Keberlimpahan dimulai dari pikiran-dalam
bentuk pandangan baru dan pendalaman segar terkait masalah-masalah. Ini
menghasilkan yang lebih baik. Apa yang tertanam dalam-dalam di benak Anda
adalah nilai-nilai potensial yang Anda butuhkan untuk hidup seutuhnya. Dalam
Kitab Suci dijanjikan, “Kerajaan Tuhan ada dalam dirimu.” Sungguh, itu janji
yang luar biasa. Camkan: semua kekayaan dari Kerajaan Tuhan adalah penghuni
potensial di otak Anda. Yang diperlukan cuma mempelajari metode-metode
melepaskannya menjadi berkelimpahan. Yang dimaksud keberlimpahan tentu saja
semua hal yang baik; kesehatan, kesejahteraan, kecukupan, kegunaan. Pendeknya,
setiap nilai kreatif dalam hidup.
Saya punya teman di kota St. Joseph di
Missouri, yang beberapa saat lalu menunjukkan pada saya bagaimana pikiran tepat
bisa bertindak sebagai stimulator bagi berkelimpahan. Ia biasa dipanggil Jack
Spratt meski nama aslinya Elliot Spratt. Namun, dengan nama belakang seperti
Spratt, tampaknya tak seorang pun bisa menahan diri untuk memanggilnya “Jack.”

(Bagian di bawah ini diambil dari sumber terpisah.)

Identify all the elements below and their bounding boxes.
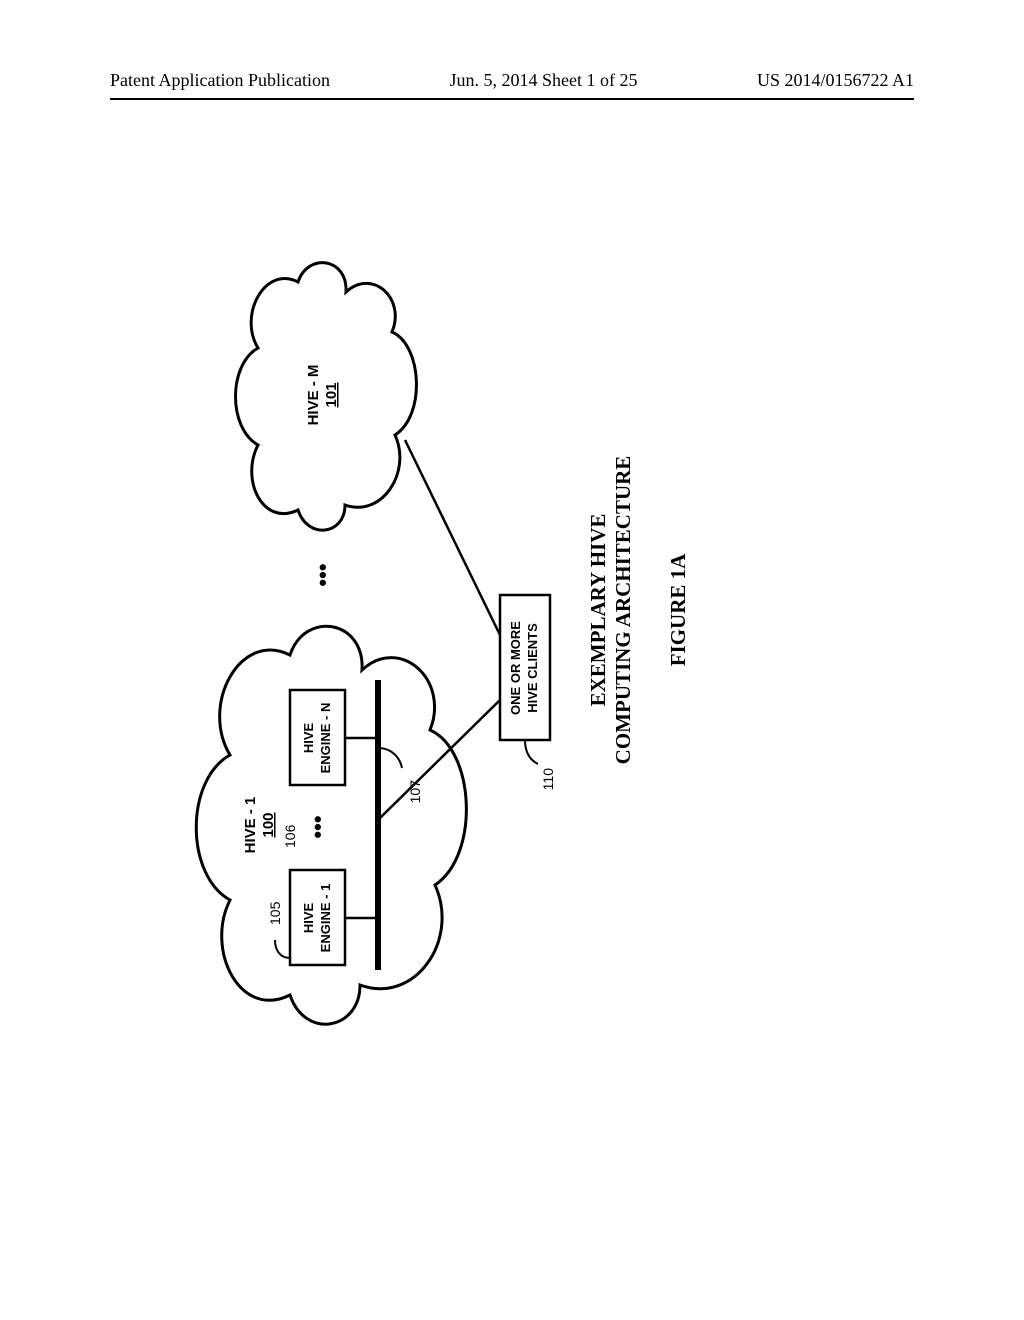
hive-1-title: HIVE - 1	[242, 797, 259, 854]
header-center: Jun. 5, 2014 Sheet 1 of 25	[449, 70, 637, 91]
hive-m-title: HIVE - M	[305, 365, 322, 426]
figure-label: FIGURE 1A	[666, 553, 690, 666]
caption-line2: COMPUTING ARCHITECTURE	[611, 456, 635, 765]
hive-engine-n-line2: ENGINE - N	[318, 703, 333, 774]
figure-svg: HIVE - 1 100 HIVE ENGINE - 1 ••• HIVE EN…	[130, 200, 730, 1080]
cloud-hive-1: HIVE - 1 100 HIVE ENGINE - 1 ••• HIVE EN…	[196, 626, 466, 1024]
line-cloudm-to-clients	[405, 440, 500, 635]
hive-engine-n-line1: HIVE	[301, 723, 316, 754]
header-rule	[110, 98, 914, 100]
clients-line1: ONE OR MORE	[508, 621, 523, 715]
clouds-ellipsis: •••	[310, 563, 335, 586]
callout-110-leader	[525, 740, 538, 764]
hive-engine-1-line1: HIVE	[301, 903, 316, 934]
clients-line2: HIVE CLIENTS	[525, 623, 540, 713]
page-header: Patent Application Publication Jun. 5, 2…	[0, 70, 1024, 91]
callout-105: 105	[267, 901, 283, 925]
callout-110: 110	[540, 768, 556, 791]
hive-1-ref: 100	[260, 812, 277, 837]
header-right: US 2014/0156722 A1	[757, 70, 914, 91]
caption-line1: EXEMPLARY HIVE	[586, 514, 610, 707]
callout-106: 106	[282, 824, 298, 848]
header-left: Patent Application Publication	[110, 70, 330, 91]
caption: EXEMPLARY HIVE COMPUTING ARCHITECTURE FI…	[586, 456, 690, 765]
cloud-hive-m: HIVE - M 101	[236, 263, 417, 531]
hive-m-ref: 101	[323, 382, 340, 407]
figure-container: HIVE - 1 100 HIVE ENGINE - 1 ••• HIVE EN…	[130, 200, 730, 1080]
engines-ellipsis: •••	[305, 815, 330, 838]
hive-engine-1-line2: ENGINE - 1	[318, 884, 333, 953]
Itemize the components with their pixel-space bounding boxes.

Ia adalah bukti nyata dari hasil menakjubkan berpikir positif.
Pada saat saya mengunjunginya, kami
membicarakan hukum keberlimpahan. Jack langsung mengungkapkan, “Sungguh sangat
menakjubkan, bagaimana perubahan sederhana dalam pikiran bisa berpengaruh pada
karier keseluruhan.” Lalu, ia bercerita tentang bagaimana ia memanggil dan
mendoktrin salesman yang penjualannya menurun atau mandek.
“Joe,” kata Jack, “Berikan buku ordermu.
Jangan bawa itu lagi. Saya mengambilnya darimu.”
Well, itu membuat si
Joe takut setengah mati. Ia mengira bosnya memecatnya. Tetapi, tidak. Jack
justru ingin memberi kekuatan pada si salesman. Jack memang merampas buku
order, tetapi sebaliknya ia memberi peluang ada Joe untuk menemukan dirinya
sendiri dan memulai keberlimpahan untuk mengalir lagi.
“Sekarang.” Kata Jack, “saya mau kau
keliling menemui para calon pembeli.”
“Tetapi, bukannya Anda membawa buku
pesanan saya?”
“Itu karena saya tidak ingin kau mencari
satu order pun. Jangan sekali-kali mencari oder. Kau hanya saya perintahkan
turun ke lapangan untuk mendapatkan sudut pandang baru dalam penjualan. Kau
akan menjual dirimu sendiri berdasarkan hukum keberlimpahan”.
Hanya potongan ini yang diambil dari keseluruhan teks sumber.